Subtle signs of failure
The following example shows the test program running OK to completion, but not under the complete control of Grid Engine.
Using the command " ps -e f -o pid,ppid,pgrp,command --cols=80" to check the process table on a node running a parallel task. If you see something like the following:
795 1 795 /export/home/bigcluster/sge/bin/lx24-x86/sge_execd 892 795 892 \_ sge_shepherd-6 -bg 963 892 963 \_ -sh /export/home/bigcluster/sge/default/spool/n0008/jo 964 963 963 \_ mpirun C ./mpihello 952 1 952 /opt/class/tight-lammpi/bin/lamd -H 198.18.0.9 -P 32779 -n 0 - 965 952 952 \_ ./mpihello
The above example shows that the LAM daemon binary ("lamd") is not a child process of the Grid Engine sge_sherpherd daemon.
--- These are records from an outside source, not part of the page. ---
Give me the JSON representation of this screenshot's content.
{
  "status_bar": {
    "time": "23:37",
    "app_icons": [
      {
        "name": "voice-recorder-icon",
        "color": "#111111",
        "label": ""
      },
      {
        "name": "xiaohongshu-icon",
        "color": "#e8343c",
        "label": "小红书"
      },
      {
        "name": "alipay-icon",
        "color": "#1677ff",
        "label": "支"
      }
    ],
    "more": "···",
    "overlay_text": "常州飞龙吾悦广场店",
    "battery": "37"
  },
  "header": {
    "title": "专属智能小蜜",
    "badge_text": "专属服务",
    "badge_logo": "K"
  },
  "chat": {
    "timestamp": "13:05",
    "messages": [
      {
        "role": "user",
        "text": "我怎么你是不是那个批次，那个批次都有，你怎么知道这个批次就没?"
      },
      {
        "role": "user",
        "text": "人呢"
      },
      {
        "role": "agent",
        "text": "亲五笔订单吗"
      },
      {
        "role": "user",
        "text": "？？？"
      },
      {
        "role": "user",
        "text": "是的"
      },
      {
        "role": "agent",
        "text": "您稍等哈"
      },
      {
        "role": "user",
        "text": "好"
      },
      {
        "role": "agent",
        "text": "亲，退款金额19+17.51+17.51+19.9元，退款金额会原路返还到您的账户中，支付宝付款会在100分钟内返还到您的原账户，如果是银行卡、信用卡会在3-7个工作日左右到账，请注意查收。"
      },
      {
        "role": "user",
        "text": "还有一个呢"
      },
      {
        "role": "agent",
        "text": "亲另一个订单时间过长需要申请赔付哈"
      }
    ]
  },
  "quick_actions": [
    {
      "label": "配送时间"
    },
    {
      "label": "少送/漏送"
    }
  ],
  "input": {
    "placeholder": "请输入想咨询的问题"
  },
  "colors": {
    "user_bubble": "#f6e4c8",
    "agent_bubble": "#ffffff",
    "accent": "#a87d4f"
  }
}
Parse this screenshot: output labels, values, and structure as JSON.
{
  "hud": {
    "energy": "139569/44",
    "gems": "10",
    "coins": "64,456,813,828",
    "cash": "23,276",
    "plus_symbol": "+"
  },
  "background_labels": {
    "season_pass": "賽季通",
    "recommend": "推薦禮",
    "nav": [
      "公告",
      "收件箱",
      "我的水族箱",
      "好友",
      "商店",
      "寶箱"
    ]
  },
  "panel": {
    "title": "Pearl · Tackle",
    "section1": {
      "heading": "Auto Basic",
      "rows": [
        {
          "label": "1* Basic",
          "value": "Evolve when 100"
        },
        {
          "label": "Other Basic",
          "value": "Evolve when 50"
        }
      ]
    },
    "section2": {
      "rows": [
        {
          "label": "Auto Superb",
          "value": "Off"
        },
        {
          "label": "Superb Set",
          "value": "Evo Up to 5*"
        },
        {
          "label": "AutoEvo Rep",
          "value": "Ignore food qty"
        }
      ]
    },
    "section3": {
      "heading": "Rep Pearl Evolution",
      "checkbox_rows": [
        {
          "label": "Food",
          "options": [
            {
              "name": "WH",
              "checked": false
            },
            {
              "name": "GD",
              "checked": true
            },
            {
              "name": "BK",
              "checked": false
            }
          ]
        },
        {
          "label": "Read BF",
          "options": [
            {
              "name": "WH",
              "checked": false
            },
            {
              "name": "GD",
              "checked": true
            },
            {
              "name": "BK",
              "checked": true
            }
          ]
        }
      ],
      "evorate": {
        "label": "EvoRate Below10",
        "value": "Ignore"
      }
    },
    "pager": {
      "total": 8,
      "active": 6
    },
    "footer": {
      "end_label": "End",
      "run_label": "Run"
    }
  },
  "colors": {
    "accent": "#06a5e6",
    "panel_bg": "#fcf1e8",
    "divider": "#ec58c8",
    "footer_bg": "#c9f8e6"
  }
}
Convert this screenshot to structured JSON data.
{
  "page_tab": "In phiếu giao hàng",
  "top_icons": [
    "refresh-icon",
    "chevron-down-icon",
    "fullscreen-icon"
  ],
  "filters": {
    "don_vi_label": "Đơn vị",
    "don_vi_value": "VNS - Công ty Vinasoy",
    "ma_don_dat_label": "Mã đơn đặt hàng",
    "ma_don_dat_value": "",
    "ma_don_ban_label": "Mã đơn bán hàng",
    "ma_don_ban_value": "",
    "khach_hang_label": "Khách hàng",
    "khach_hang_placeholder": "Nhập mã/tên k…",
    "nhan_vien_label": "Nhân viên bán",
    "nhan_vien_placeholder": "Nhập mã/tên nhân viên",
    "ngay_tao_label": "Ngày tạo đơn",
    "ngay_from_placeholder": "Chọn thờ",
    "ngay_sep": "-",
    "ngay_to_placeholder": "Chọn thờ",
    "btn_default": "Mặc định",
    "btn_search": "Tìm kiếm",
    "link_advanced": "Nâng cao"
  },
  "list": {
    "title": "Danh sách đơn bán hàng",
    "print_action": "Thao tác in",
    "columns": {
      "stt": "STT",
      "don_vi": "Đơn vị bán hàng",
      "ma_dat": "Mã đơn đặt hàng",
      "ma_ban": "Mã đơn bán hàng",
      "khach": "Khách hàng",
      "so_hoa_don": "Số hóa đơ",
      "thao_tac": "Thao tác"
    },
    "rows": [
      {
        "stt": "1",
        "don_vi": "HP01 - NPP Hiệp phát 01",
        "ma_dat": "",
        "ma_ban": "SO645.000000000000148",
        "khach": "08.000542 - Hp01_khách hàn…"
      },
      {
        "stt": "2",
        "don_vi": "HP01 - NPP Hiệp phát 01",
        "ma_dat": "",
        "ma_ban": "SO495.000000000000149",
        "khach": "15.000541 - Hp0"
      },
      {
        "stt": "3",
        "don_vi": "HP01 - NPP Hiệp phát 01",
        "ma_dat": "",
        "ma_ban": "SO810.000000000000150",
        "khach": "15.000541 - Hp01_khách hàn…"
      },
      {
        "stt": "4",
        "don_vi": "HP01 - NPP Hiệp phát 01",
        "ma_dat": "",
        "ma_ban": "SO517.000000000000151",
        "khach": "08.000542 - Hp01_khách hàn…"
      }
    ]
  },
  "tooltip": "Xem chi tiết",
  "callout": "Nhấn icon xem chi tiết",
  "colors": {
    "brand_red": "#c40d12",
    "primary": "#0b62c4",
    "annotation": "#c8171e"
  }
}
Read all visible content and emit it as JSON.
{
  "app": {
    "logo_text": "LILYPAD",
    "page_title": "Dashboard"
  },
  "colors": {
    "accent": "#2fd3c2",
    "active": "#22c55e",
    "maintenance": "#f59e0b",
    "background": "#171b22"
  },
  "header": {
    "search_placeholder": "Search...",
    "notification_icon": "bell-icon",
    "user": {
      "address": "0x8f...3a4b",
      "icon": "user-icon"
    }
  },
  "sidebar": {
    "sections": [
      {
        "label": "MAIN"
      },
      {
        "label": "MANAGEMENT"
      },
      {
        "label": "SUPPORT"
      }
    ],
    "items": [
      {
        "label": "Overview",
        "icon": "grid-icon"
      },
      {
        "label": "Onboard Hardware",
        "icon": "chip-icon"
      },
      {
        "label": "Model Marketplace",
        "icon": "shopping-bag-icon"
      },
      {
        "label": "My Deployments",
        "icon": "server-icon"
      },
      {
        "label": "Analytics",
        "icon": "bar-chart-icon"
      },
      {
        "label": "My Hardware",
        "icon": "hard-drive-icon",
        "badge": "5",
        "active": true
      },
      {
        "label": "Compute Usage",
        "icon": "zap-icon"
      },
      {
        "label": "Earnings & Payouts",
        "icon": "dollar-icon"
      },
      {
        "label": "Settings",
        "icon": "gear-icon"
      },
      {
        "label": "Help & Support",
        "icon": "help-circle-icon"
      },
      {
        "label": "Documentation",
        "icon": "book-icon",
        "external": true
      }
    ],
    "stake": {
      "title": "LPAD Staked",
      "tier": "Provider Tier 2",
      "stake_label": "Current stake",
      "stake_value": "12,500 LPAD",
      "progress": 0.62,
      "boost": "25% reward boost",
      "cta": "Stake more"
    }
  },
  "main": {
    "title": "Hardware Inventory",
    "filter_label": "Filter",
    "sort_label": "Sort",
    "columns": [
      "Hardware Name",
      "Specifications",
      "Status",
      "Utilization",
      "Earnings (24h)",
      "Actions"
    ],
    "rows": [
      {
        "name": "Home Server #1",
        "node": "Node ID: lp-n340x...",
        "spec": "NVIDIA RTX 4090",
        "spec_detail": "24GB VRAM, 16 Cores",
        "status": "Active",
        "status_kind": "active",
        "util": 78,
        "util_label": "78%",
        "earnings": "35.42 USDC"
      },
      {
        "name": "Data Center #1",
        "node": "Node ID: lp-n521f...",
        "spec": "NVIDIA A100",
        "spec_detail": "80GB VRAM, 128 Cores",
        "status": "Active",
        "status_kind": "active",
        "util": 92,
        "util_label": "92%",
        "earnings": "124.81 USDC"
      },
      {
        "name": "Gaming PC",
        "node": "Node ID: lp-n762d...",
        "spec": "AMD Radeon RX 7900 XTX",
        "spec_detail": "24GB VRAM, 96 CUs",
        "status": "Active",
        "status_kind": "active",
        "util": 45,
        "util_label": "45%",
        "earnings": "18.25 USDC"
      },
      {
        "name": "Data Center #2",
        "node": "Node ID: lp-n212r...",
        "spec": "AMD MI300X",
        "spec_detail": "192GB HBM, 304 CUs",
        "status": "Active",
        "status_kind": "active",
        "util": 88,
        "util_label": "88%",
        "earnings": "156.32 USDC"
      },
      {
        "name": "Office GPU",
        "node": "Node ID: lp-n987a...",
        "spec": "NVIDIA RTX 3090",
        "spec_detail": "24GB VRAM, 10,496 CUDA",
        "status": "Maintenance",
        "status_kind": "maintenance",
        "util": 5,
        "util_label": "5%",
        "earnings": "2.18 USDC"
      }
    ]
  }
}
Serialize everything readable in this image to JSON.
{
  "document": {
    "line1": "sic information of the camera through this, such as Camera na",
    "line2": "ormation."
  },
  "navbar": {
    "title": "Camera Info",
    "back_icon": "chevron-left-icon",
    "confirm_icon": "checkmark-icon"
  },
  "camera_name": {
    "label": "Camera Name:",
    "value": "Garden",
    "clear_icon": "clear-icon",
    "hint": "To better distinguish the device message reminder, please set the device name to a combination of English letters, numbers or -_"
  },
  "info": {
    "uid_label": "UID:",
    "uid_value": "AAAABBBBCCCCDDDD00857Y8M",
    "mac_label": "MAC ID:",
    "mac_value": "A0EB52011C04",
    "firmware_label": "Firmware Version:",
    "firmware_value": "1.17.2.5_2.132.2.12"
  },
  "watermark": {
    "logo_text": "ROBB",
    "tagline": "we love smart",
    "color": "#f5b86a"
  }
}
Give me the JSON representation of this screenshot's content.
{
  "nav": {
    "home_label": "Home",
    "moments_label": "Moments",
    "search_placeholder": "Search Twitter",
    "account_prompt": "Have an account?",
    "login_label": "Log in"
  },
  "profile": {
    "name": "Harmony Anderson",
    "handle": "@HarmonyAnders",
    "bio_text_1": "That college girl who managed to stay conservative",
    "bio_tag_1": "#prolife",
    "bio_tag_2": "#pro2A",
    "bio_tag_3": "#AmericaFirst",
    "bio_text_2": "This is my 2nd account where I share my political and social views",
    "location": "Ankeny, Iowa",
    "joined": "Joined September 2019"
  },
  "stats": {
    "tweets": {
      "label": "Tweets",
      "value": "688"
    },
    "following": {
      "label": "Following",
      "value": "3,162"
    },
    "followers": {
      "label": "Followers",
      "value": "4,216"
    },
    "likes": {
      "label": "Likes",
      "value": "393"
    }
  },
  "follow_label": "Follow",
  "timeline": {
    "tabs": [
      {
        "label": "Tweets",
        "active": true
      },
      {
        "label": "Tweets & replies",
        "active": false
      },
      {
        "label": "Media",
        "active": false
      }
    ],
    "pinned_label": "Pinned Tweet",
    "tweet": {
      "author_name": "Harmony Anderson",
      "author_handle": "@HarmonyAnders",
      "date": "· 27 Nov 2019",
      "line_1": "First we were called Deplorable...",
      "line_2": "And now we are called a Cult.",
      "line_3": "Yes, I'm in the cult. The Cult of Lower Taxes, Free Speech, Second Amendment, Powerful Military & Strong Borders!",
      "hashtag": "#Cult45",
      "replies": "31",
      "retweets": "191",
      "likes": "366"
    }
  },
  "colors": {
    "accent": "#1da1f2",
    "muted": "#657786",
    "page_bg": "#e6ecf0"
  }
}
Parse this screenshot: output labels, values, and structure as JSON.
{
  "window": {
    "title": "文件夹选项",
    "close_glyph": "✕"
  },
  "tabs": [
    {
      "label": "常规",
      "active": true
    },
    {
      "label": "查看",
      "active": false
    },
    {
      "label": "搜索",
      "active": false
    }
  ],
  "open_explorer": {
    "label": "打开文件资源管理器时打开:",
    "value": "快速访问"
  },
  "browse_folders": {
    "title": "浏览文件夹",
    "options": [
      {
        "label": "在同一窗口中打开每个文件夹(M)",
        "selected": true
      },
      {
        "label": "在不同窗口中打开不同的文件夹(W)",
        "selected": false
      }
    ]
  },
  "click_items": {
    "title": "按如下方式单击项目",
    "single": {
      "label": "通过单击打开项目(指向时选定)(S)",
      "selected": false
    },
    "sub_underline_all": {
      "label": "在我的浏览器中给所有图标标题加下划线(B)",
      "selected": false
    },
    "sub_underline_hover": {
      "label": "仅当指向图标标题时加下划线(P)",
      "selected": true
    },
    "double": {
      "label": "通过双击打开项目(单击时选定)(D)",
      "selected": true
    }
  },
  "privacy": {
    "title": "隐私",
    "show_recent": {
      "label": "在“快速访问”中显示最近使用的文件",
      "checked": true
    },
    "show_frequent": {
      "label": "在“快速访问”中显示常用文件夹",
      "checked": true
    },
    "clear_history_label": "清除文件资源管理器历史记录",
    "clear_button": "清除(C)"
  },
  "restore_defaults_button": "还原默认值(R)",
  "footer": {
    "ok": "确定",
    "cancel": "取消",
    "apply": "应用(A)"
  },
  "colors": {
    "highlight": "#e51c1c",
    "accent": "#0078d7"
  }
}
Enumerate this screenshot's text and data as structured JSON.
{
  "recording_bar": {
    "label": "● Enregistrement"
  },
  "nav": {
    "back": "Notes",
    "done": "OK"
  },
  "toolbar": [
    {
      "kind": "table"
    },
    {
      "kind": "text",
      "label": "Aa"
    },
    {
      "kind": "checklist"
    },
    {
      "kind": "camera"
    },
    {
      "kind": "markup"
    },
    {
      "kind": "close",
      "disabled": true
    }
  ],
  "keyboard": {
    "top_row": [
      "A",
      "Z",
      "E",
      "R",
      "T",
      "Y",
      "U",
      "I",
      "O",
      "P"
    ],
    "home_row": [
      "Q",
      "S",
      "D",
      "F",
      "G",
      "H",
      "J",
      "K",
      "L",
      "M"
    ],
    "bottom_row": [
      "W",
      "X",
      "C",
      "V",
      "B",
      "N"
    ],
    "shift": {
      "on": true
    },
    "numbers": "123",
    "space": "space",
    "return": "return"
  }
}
This means that tight integration has failed as it is clear that LAM is running in its own little world. What we want to see is "lamd" running under the control and supervision of a SGE daemon. This may be similar to output seen in a loose LAM-MPI environment where the lamboot program launches the LAM daemons independently of Grid Engine.